CAPITOL HILL: How smart is too smart? When F-35 Joint Strike Fighters flew simulated combat missions around Eglin Air Force Base in Florida, their pilots couldn’t see the “enemy” radars on their screens.
Why? The F-35s’ on-board computers analyzed data from the airplanes’ various sensors, compared the readings to known threats, and figured out the radars on the training range weren’t real anti-aircraft sites — so the software didn’t even display them. While the software and pilots on older aircraft hadn’t noticed the imperfections and inaccuracies in how the Eglin ranges portrayed the enemy, the F-35s’ automated brains essentially said, “Fake! LOL!” and refused to play.
The Eglin anecdote is just one example of how the F-35 Lightning and its twin-engine older brother, the F-22 Raptor — collectively called fifth-generation fighters — are overturning how the Air Force operates. The sophistication of fifth gen sensors, software, and stealth requires the Air Force to overhaul training and network infrastructure.
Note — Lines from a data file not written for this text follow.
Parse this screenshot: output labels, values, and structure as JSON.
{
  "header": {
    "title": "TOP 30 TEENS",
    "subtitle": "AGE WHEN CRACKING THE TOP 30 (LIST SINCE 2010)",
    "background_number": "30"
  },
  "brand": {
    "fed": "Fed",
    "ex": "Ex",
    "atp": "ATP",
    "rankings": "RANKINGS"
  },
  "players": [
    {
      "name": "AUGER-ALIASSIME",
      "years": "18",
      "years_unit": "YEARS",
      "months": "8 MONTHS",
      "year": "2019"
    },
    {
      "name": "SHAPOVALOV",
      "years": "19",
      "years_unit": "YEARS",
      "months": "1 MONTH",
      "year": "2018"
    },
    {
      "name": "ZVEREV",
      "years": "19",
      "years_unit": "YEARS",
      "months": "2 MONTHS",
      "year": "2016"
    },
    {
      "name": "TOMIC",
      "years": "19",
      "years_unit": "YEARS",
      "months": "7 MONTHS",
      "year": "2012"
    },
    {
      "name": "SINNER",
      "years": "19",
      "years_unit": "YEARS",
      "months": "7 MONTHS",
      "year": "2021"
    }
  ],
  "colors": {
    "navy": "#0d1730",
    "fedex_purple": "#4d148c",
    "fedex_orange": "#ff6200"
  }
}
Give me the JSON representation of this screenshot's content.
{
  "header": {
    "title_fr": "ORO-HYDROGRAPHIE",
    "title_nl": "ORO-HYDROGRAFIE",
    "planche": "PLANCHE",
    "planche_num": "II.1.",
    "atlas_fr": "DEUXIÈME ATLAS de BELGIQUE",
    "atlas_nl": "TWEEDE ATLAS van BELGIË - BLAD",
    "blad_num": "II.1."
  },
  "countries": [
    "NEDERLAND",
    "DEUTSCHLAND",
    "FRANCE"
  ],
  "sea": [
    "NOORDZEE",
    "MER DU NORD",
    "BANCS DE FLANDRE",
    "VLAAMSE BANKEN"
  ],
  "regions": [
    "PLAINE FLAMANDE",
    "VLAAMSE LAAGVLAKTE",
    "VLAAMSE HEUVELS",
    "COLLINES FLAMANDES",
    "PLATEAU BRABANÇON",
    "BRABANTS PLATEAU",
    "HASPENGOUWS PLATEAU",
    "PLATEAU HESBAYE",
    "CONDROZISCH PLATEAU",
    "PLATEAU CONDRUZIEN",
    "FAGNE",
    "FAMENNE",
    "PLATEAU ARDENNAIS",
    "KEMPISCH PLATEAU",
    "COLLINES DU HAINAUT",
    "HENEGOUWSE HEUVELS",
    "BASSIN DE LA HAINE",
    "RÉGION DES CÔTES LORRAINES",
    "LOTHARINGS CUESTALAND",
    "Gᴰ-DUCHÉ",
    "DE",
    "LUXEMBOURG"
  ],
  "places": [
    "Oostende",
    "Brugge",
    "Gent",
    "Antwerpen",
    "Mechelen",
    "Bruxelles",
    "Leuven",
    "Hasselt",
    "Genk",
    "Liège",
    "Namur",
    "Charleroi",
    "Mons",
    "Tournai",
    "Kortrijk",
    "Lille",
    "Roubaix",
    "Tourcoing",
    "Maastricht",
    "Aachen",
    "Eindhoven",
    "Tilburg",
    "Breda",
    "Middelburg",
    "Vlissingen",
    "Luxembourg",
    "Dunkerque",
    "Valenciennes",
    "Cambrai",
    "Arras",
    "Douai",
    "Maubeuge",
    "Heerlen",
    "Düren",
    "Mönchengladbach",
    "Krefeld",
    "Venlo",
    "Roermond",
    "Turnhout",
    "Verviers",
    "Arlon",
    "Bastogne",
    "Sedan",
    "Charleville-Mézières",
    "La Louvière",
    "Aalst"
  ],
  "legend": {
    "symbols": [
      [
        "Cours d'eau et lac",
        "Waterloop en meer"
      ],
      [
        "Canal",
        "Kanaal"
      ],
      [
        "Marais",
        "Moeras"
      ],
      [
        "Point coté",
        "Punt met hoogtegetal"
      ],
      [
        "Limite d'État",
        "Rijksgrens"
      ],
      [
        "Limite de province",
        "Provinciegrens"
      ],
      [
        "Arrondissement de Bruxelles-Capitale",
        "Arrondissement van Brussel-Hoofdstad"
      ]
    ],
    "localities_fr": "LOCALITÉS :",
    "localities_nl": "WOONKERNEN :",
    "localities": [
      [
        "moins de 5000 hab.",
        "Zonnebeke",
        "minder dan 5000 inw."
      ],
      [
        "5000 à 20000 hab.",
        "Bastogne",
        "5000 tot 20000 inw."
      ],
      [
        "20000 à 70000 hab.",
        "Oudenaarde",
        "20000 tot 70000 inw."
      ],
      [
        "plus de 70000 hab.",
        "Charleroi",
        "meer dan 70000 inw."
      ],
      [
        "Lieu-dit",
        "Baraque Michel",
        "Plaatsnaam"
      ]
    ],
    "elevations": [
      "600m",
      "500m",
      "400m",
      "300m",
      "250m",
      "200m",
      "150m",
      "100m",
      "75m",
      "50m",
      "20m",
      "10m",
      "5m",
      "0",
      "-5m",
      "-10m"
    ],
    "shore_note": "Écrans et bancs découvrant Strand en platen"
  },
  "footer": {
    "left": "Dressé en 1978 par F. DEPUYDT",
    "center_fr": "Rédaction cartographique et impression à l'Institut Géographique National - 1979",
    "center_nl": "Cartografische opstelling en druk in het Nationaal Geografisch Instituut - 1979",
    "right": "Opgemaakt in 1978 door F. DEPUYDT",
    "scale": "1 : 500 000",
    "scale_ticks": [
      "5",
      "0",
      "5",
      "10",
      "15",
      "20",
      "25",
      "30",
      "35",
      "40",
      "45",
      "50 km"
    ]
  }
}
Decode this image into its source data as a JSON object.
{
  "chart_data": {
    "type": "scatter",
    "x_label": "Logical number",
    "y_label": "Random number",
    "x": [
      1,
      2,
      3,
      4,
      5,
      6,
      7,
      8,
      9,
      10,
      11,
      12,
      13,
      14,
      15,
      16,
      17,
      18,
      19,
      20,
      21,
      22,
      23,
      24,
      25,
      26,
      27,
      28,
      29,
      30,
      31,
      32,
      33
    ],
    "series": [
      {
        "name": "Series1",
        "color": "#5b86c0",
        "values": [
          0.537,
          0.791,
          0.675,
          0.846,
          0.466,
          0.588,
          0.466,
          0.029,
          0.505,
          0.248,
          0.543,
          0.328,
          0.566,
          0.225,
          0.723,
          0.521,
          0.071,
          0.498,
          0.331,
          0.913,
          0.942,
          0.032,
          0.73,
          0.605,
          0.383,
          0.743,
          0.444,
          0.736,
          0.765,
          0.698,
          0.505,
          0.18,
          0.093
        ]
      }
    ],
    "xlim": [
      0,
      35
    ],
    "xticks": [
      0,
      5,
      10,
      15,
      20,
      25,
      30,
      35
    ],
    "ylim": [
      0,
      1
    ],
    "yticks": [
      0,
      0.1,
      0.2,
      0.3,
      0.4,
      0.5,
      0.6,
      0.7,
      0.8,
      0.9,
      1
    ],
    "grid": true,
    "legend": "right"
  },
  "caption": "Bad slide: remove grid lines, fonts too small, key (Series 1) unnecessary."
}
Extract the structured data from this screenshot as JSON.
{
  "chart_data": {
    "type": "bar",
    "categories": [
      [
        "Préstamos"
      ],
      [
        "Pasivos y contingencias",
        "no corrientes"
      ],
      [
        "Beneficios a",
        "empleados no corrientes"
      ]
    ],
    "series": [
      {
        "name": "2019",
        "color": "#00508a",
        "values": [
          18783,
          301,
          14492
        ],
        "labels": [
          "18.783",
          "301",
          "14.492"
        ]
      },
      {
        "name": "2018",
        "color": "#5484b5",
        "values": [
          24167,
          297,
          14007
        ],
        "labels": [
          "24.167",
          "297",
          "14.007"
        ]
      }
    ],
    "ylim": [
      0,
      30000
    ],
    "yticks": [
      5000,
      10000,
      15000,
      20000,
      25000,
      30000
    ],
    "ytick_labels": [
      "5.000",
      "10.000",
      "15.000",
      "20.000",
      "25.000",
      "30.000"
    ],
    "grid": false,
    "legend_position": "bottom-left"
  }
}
They even challenge longstanding assumptions about who makes what decisions and who’s in command. If the pilot of a fifth gen jet infiltrating enemy airspace has a clearer picture of the battle than senior officers further back on a vulnerable AWACS command plane or back at base in Air Operations Center, why should they be telling him or her what to do?
Information — the sensors to collect it, the software to make sense of it — becomes the critical contribution of 5th gen aircraft, pilots argue, which means you need to evaluate them on different criteria than traditional fighters. “When I first started flying the Raptor, I was enamored with how powerful the airplane was,” said Lt. Col. David Berke, a Marine F-35B pilot who’s also served in Air Force units. “The F-22 is just so fast, (but) the least impressive thing the F-22 is is how powerful it is.”
What matters isn’t the G forces the plane can pull or the Mach number it can hit, Berke argued, but the awareness it can give you of what’s going on. “In the 21st century battlefield, without information, the fastest airplane out there is the first one to die.”